Das ist die Schönheit des Ganzen. Man lernt die Natur und das Leben auf andere Weise zu respektieren, als ich das beispielsweise in Dänemark getan habe, wo ich aufgewachsen bin. Wenn man sich aber darauf einlässt und die Einsamkeit und die Isolation annimmt, wird man sich plötzlich sehr leicht in die Arktis verlieben können.
Die Luft in Grönland ist unglaublich sauber und kalt – die Winter dauern sechs bis sieben Monate und sind gekennzeichnet durch meterhohen Schnee und eine konstant gefrorene Luft. Viele denken, dass die Winter hier dunkel sind, aber der Schnee und das Eis hellen die Dunkelheit auf. Wenn es in Europa dunkel ist, dann ist es meist richtig dunkel, aber in Grönland leuchtet immer das Eis. Und manchmal schimmern in der Nacht auch Nordlichter über den dunklen Himmel – grüne und rosafarbene schimmernde Schleier, sozusagen der Atem des sterbenden Sonnenlichts.

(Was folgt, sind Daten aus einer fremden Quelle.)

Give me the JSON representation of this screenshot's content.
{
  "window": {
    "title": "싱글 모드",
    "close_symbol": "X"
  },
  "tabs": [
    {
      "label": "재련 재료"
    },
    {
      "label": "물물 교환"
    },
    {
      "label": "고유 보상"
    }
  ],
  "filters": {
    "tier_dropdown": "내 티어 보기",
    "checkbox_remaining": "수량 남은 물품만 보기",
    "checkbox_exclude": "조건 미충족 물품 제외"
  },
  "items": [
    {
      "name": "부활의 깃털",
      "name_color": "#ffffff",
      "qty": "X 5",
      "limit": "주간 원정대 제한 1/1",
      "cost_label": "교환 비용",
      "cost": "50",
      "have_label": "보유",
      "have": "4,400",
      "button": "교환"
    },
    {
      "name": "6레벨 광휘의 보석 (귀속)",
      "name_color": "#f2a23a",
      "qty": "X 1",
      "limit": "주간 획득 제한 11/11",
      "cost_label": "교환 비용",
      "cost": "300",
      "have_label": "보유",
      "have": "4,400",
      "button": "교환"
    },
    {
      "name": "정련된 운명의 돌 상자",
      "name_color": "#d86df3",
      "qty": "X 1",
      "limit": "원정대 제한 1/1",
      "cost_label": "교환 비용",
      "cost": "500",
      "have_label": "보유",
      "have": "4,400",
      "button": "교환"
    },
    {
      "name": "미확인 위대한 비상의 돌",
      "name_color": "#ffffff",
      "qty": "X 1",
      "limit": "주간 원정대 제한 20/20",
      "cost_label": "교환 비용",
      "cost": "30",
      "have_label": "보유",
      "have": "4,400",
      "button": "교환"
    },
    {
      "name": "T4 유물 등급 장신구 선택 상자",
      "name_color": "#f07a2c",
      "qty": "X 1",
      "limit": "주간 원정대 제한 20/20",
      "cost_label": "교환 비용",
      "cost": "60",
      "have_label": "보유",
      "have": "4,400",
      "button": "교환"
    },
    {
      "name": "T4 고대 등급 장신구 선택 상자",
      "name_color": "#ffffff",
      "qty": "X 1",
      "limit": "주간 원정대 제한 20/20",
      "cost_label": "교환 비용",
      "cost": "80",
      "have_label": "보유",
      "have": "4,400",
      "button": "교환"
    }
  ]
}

Doch das Faszinierendste am Leben in der Arktis ist das Eis, das Inlandeis, die riesige Eiskappe, die fast ganz Grönland bedeckt. Das Eis glitzert in endlosen Farben. Manchmal ist es weiß, manchmal blau, manchmal kristallklar. Und es ist nicht einfach nur gefrorenes Wasser. Es ist Wasser, das vor mehr als 100.000 Jahren zu Eis geworden ist. Wenn große Klumpen der Eisberge auseinanderdriften und an die Küste treiben, kann man dieses Eis berühren und seine Kälte auf der Haut spüren. Ich nehme manchmal ein kleines Stück davon in den Mund, schließe die Augen und spüre der Vergangenheit nach, während das Eis schmilzt. Es ist wie eine Zeitmaschine, mit jedem einzelnen Tropfen kann man durch die Zeit reisen. Das ist magisch. Wie Grönland.
Für einen Schriftsteller ist durch Grönland zu laufen, wie durch ein endloses Meer von Worten zu laufen. Alles ist so anders und so real, dass bei jedem Schritt plötzlich ganze Geschichten auftauchen. Ich habe oft davon gehört und darüber gelesen, dass isländische Autoren der Natur, der Umgebung und dem Leben in Island eine Teilhabe an der Qualität ihrer Bücher zuschreiben, aber erst als ich selbst nach Grönland gezogen bin, habe ich festgestellt, dass sie recht haben. Ich habe mein erstes „arktisches Buch“ – EISROT – geschrieben, nachdem ich ein Jahr in Grönland gelebt hatte. Ich trug so viele unglaubliche Eindrücke in mir – auch die Dunkelheit hatte ich kennengelernt – dass ich einfach darüber schreiben musste. Für mich ist Grönland eine unerschöpfliche Quelle und ich werde noch viele Bücher schreiben, die Grönland zum Schauplatz haben. Mein Autorenherz liebt diesen schönen und abgelegenen Ort der Erde.